Colors are similar to an event that is triggered only by the observer observing. It can invoke emotions even in those who see colors differently (color blind). So passed our ability to see a color is our own experiences that determine the meaning to which we may attach to the colors we perceive.

French philosopher Maurice Merleau-Ponty (1908-61) acquainted seeing colors as a seeing seen dynamic, an encounter with the world and an encounter with one’s Self.
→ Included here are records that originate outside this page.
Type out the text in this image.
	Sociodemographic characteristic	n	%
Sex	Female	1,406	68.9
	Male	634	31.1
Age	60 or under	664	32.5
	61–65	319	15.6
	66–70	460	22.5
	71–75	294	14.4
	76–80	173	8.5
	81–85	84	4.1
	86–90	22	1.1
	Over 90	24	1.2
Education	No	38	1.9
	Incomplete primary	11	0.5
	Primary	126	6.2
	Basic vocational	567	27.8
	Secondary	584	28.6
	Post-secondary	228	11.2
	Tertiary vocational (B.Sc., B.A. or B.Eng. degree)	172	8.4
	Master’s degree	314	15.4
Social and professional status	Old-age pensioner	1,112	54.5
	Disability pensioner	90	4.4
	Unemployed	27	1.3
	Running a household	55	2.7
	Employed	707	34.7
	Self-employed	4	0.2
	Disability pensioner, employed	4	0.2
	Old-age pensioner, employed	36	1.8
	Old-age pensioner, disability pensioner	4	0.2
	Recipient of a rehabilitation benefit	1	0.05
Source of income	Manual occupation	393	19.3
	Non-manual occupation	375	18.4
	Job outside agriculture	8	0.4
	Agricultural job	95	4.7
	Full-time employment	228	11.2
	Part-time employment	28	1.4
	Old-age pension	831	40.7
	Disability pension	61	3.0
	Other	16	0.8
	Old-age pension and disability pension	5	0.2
So you could say color is seen with our eye and also our “I”.

What is Color Energy?  Modern Physicists believe light can be both a particle and a wave, but they also recognize that either view is a very simple explanation for something more complex.  For the purpose of helping understand Aura-Soma® I will refer to light as waves.  It provides the best explanation for what our eyes perceive.

Christian Huygens theroy of waves was developed in the 1600’s.  Albert Einstein’s Theory of Photon Particles was developed1905.

The perception of color, like sound, is a complex subject that involves the disciplines of Physiology, Biology, Chemistry, and Physics.  When all the wave lengths of visible light hit your eye at the same time you perceive white.  So visible light is referred to as white light.  Technically speaking white is not a color, but a combination of all the colors in a visible light spectrum.  This is called Additive Color (you must add the colors together to make white).  If all the colors in the light spectrum give the appearance of white, then none of the wave lengths would appear to make black.  But black is not a color either.  Black is the absence of wave lengths in the visible light spectrum.

Pigment is any material resulting in color.  There are both natural and synthetic pigments, both organic and inorganic ones. Pigments work by selectively absorbing some parts of the visible spectrum (see light) whilst reflecting others.